With the resurgence of interest today, rising prices flummox some new collectors. In 2003, Kabiller bought five paintings by artists such as Bierstadt, William M. Hart and Alfred Thompson Bricher, paying hundreds of thousands of dollars for each one to Louis Salerno, owner of New York’s Questroyal Fine Art. Kabiller would like to add a Church to his collection because he loves the painter’s work and because Church is considered a master of the period. He admits that he expects prices to continue to rise, but he hesitates to cross the seven-figure mark for a painting until he becomes more knowledgeable about this school.

JASPER FRANCIS Cropsey’s Winter. (Photograph by Questroyal Fine Art.)

In his Park Avenue gallery, Salerno watches over 300 Hudson River School works. He began collecting nearly 20 years ago, and developed a business when his personal budget could not keep pace with the number of paintings he wanted to buy. Today, the art he displays represents years of collecting. In July, works by Bierstadt, Cropsey, Kensett and Heade shared wall space in the four gallery rooms and offices open to the public. Far more were stacked floor to ceiling in narrow storage slips he installed in closets. Up the back stairs to his private apartment lay even more—the best and biggest canvases Salerno is preparing to reveal by year’s end.

In the past, U.S. collectors such as Salerno have dominated the Hudson River School scene. Some are motivated by patriotic stirrings, like Kabiller, who feels pride in the depictions of America’s wilderness and in the country’s first native artistic style. European scenes by these painters often sell at a discount to American vistas, Salerno says, pointing to a high-quality Cropsey painting he has for sale for $250,000. Entitled Winter, it depicts the Swiss mountains; it would sell for two or three times that amount if it showed American peaks, Salerno says. But new interest may be coming from abroad, which could drive prices even higher. Salerno recently sold a Hudson River School painting of an American scene to a European buyer. They are beginning to find a little more respect for American art, he says, and the Hudson River School in particular.

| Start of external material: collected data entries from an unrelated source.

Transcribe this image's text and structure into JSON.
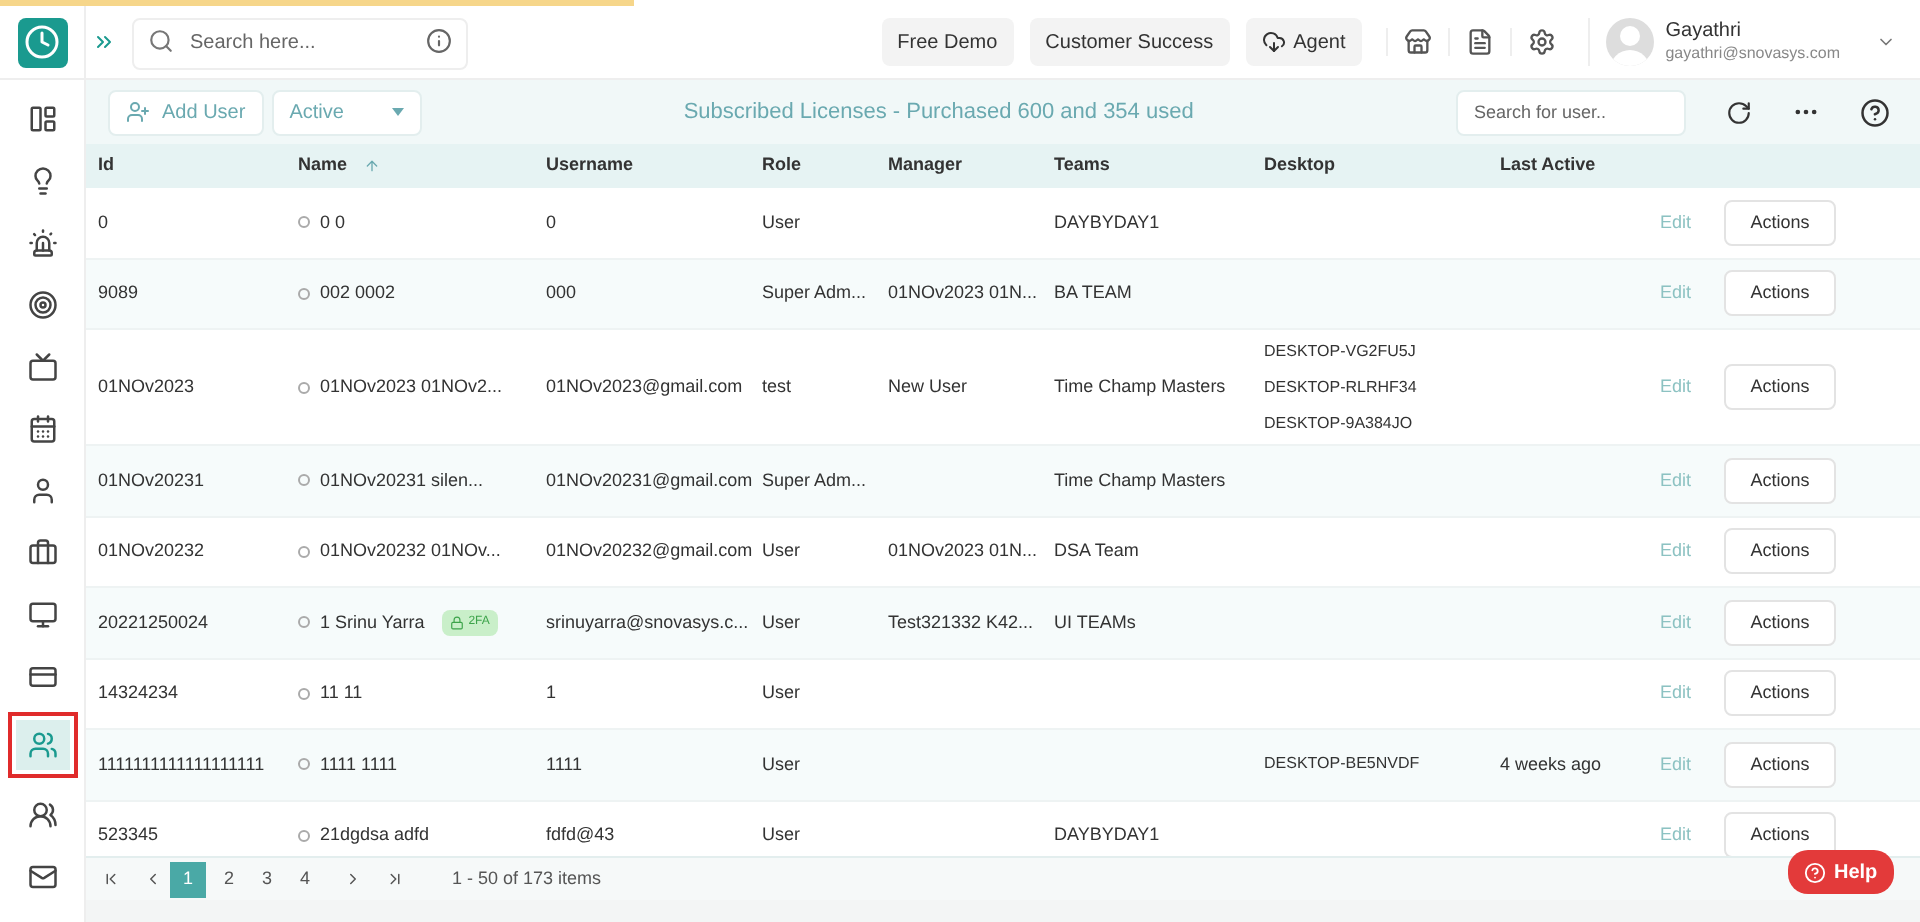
{
  "loading_bar": {
    "level": 0.33
  },
  "topbar": {
    "search": {
      "placeholder": "Search here..."
    },
    "buttons": [
      {
        "label": "Free Demo",
        "kind": "plain"
      },
      {
        "label": "Customer Success",
        "kind": "plain"
      },
      {
        "label": "Agent",
        "kind": "cloud"
      }
    ],
    "user": {
      "name": "Gayathri",
      "email": "gayathri@snovasys.com"
    }
  },
  "sidebar": {
    "items": [
      {
        "kind": "dashboard",
        "selected": false
      },
      {
        "kind": "idea",
        "selected": false
      },
      {
        "kind": "alert",
        "selected": false
      },
      {
        "kind": "target",
        "selected": false
      },
      {
        "kind": "tv",
        "selected": false
      },
      {
        "kind": "calendar",
        "selected": false
      },
      {
        "kind": "user",
        "selected": false
      },
      {
        "kind": "briefcase",
        "selected": false
      },
      {
        "kind": "monitor",
        "selected": false
      },
      {
        "kind": "card",
        "selected": false
      },
      {
        "kind": "users",
        "selected": true
      },
      {
        "kind": "team",
        "selected": false
      },
      {
        "kind": "mail",
        "selected": false
      }
    ]
  },
  "toolbar": {
    "add_user": "Add User",
    "status_filter": "Active",
    "license_info": "Subscribed Licenses - Purchased 600 and 354 used",
    "user_search": {
      "placeholder": "Search for user.."
    }
  },
  "table": {
    "columns": [
      {
        "label": "Id",
        "sorted": false
      },
      {
        "label": "Name",
        "sorted": true
      },
      {
        "label": "Username",
        "sorted": false
      },
      {
        "label": "Role",
        "sorted": false
      },
      {
        "label": "Manager",
        "sorted": false
      },
      {
        "label": "Teams",
        "sorted": false
      },
      {
        "label": "Desktop",
        "sorted": false
      },
      {
        "label": "Last Active",
        "sorted": false
      }
    ],
    "rows": [
      {
        "id": "0",
        "name": "0 0",
        "badge": "",
        "username": "0",
        "role": "User",
        "manager": "",
        "teams": "DAYBYDAY1",
        "desktops": [],
        "last_active": "",
        "edit": "Edit",
        "actions": "Actions"
      },
      {
        "id": "9089",
        "name": "002 0002",
        "badge": "",
        "username": "000",
        "role": "Super Adm...",
        "manager": "01NOv2023 01N...",
        "teams": "BA TEAM",
        "desktops": [],
        "last_active": "",
        "edit": "Edit",
        "actions": "Actions"
      },
      {
        "id": "01NOv2023",
        "name": "01NOv2023 01NOv2...",
        "badge": "",
        "username": "01NOv2023@gmail.com",
        "role": "test",
        "manager": "New User",
        "teams": "Time Champ Masters",
        "desktops": [
          "DESKTOP-VG2FU5J",
          "DESKTOP-RLRHF34",
          "DESKTOP-9A384JO"
        ],
        "last_active": "",
        "edit": "Edit",
        "actions": "Actions"
      },
      {
        "id": "01NOv20231",
        "name": "01NOv20231 silen...",
        "badge": "",
        "username": "01NOv20231@gmail.com",
        "role": "Super Adm...",
        "manager": "",
        "teams": "Time Champ Masters",
        "desktops": [],
        "last_active": "",
        "edit": "Edit",
        "actions": "Actions"
      },
      {
        "id": "01NOv20232",
        "name": "01NOv20232 01NOv...",
        "badge": "",
        "username": "01NOv20232@gmail.com",
        "role": "User",
        "manager": "01NOv2023 01N...",
        "teams": "DSA Team",
        "desktops": [],
        "last_active": "",
        "edit": "Edit",
        "actions": "Actions"
      },
      {
        "id": "20221250024",
        "name": "1 Srinu Yarra",
        "badge": "2FA",
        "username": "srinuyarra@snovasys.c...",
        "role": "User",
        "manager": "Test321332 K42...",
        "teams": "UI TEAMs",
        "desktops": [],
        "last_active": "",
        "edit": "Edit",
        "actions": "Actions"
      },
      {
        "id": "14324234",
        "name": "11 11",
        "badge": "",
        "username": "1",
        "role": "User",
        "manager": "",
        "teams": "",
        "desktops": [],
        "last_active": "",
        "edit": "Edit",
        "actions": "Actions"
      },
      {
        "id": "1111111111111111111",
        "name": "1111 1111",
        "badge": "",
        "username": "1111",
        "role": "User",
        "manager": "",
        "teams": "",
        "desktops": [
          "DESKTOP-BE5NVDF"
        ],
        "last_active": "4 weeks ago",
        "edit": "Edit",
        "actions": "Actions"
      },
      {
        "id": "523345",
        "name": "21dgdsa adfd",
        "badge": "",
        "username": "fdfd@43",
        "role": "User",
        "manager": "",
        "teams": "DAYBYDAY1",
        "desktops": [],
        "last_active": "",
        "edit": "Edit",
        "actions": "Actions"
      }
    ]
  },
  "pagination": {
    "pages": [
      {
        "label": "1",
        "selected": true
      },
      {
        "label": "2",
        "selected": false
      },
      {
        "label": "3",
        "selected": false
      },
      {
        "label": "4",
        "selected": false
      }
    ],
    "summary": "1 - 50 of 173 items"
  },
  "help_button": "Help"
}
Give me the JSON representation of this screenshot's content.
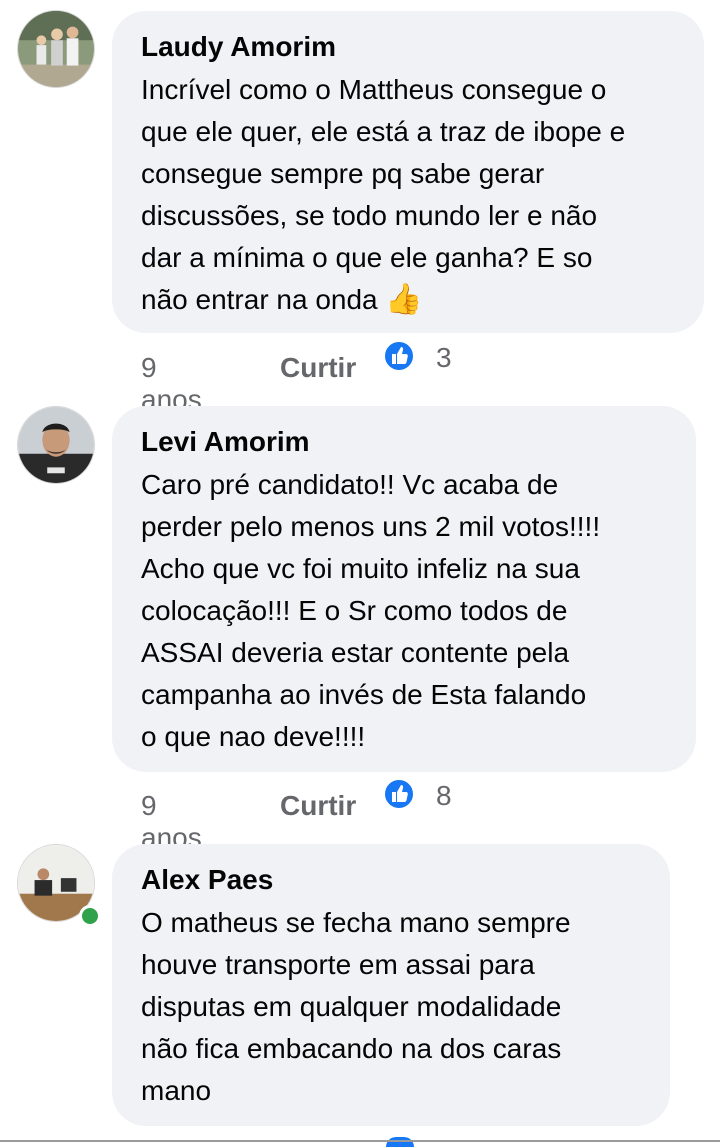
{
  "comments": [
    {
      "author": "Laudy Amorim",
      "text": "Incrível como o Mattheus consegue o\nque ele quer, ele está a traz de ibope e\nconsegue sempre pq sabe gerar\ndiscussões, se todo mundo ler e não\ndar a mínima o que ele ganha? E so\nnão entrar na onda ",
      "emoji": "👍",
      "time": "9 anos",
      "like_label": "Curtir",
      "reaction_count": "3",
      "reaction_icon": "thumbs-up-icon"
    },
    {
      "author": "Levi Amorim",
      "text": "Caro pré candidato!! Vc acaba de\nperder pelo menos uns 2 mil votos!!!!\nAcho que vc foi muito infeliz na sua\ncolocação!!! E o Sr como todos de\nASSAI deveria estar contente pela\ncampanha ao invés de Esta  falando\no que nao deve!!!!",
      "time": "9 anos",
      "like_label": "Curtir",
      "reaction_count": "8",
      "reaction_icon": "thumbs-up-icon"
    },
    {
      "author": "Alex Paes",
      "text": "O matheus se fecha mano sempre\nhouve transporte em assai para\ndisputas em qualquer modalidade\nnão fica  embacando na dos caras\nmano",
      "online": true
    }
  ],
  "colors": {
    "bubble": "#f0f2f5",
    "meta_text": "#65676b",
    "like_blue": "#1877f2",
    "online_green": "#31a24c"
  }
}
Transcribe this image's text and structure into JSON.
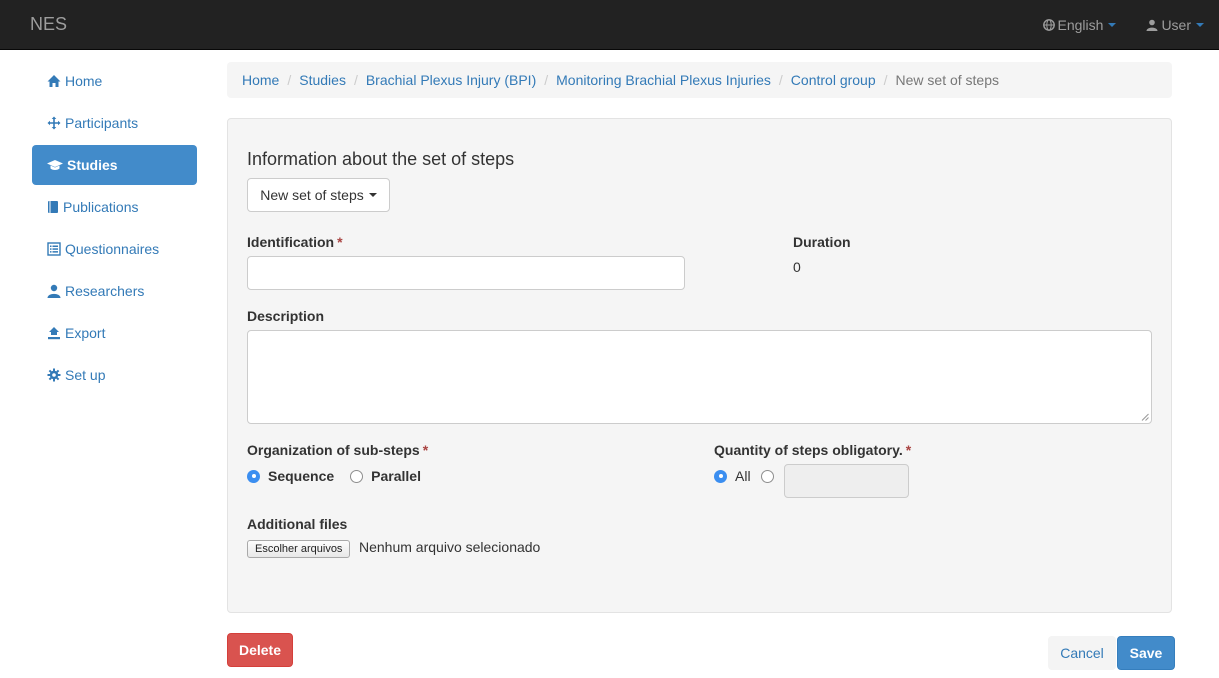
{
  "app": {
    "brand": "NES"
  },
  "navbar": {
    "language": {
      "label": "English",
      "icon": "globe-icon"
    },
    "user": {
      "label": "User",
      "icon": "user-icon"
    }
  },
  "sidebar": {
    "items": [
      {
        "label": "Home",
        "icon": "home-icon",
        "active": false
      },
      {
        "label": "Participants",
        "icon": "move-icon",
        "active": false
      },
      {
        "label": "Studies",
        "icon": "graduation-cap-icon",
        "active": true
      },
      {
        "label": "Publications",
        "icon": "book-icon",
        "active": false
      },
      {
        "label": "Questionnaires",
        "icon": "list-alt-icon",
        "active": false
      },
      {
        "label": "Researchers",
        "icon": "user-icon",
        "active": false
      },
      {
        "label": "Export",
        "icon": "export-icon",
        "active": false
      },
      {
        "label": "Set up",
        "icon": "cog-icon",
        "active": false
      }
    ]
  },
  "breadcrumb": {
    "items": [
      "Home",
      "Studies",
      "Brachial Plexus Injury (BPI)",
      "Monitoring Brachial Plexus Injuries",
      "Control group"
    ],
    "active": "New set of steps",
    "separator": "/"
  },
  "form": {
    "title": "Information about the set of steps",
    "dropdown_label": "New set of steps",
    "identification": {
      "label": "Identification",
      "value": "",
      "required_mark": "*"
    },
    "duration": {
      "label": "Duration",
      "value": "0"
    },
    "description": {
      "label": "Description",
      "value": ""
    },
    "organization": {
      "label": "Organization of sub-steps",
      "required_mark": "*",
      "options": [
        "Sequence",
        "Parallel"
      ],
      "selected": "Sequence"
    },
    "quantity": {
      "label": "Quantity of steps obligatory.",
      "required_mark": "*",
      "option_all": "All",
      "selected": "All",
      "number_value": ""
    },
    "files": {
      "label": "Additional files",
      "button_label": "Escolher arquivos",
      "status": "Nenhum arquivo selecionado"
    }
  },
  "actions": {
    "delete": "Delete",
    "cancel": "Cancel",
    "save": "Save"
  },
  "colors": {
    "navbar_bg": "#222222",
    "link": "#337ab7",
    "active_nav": "#428bca",
    "danger": "#d9534f",
    "required": "#a94442",
    "radio_checked": "#3b8ef0"
  }
}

Kornhauser also sees growing scholarly and institutional interest overseas. Four years ago, London’s Tate staged an exhibition of U.S. art, including Hudson River School paintings. Hartford’s "American Splendor" will travel to Germany, Switzerland and Austria when it closes at the Wadsworth Atheneum. "There’s a fascination with the new world—with the Native American presence, the violence of laying claim to the land," she says.

Elizabeth Harris is a staff writer for Worth.

Frame and Fortune

The Hudson River School painters viewed frames as integral parts of their paintings, believing the right frame would convey an illusion of looking through a window to an idealized world. Many Hudson River School artists, including Thomas Cole and Frederic Church, designed their own frames. They incorporated natural motifs such as vines, or, in Church’s case, Moorish designs like those he saw in the Middle East.

An authentic frame may enhance the value of a painting. In 2005, Andrew Schoelkopf, cofounder of a New York gallery, inspected an unsigned painting at a small auction. By examining the frame, he helped identify William Bradford as the artist. "Seeing that original package all together, with the frame that Bradford would have chosen for it, is very meaningful," he says, crediting the frame for producing a winning $241,000 bid on a painting with an estimate of approximately $40,000.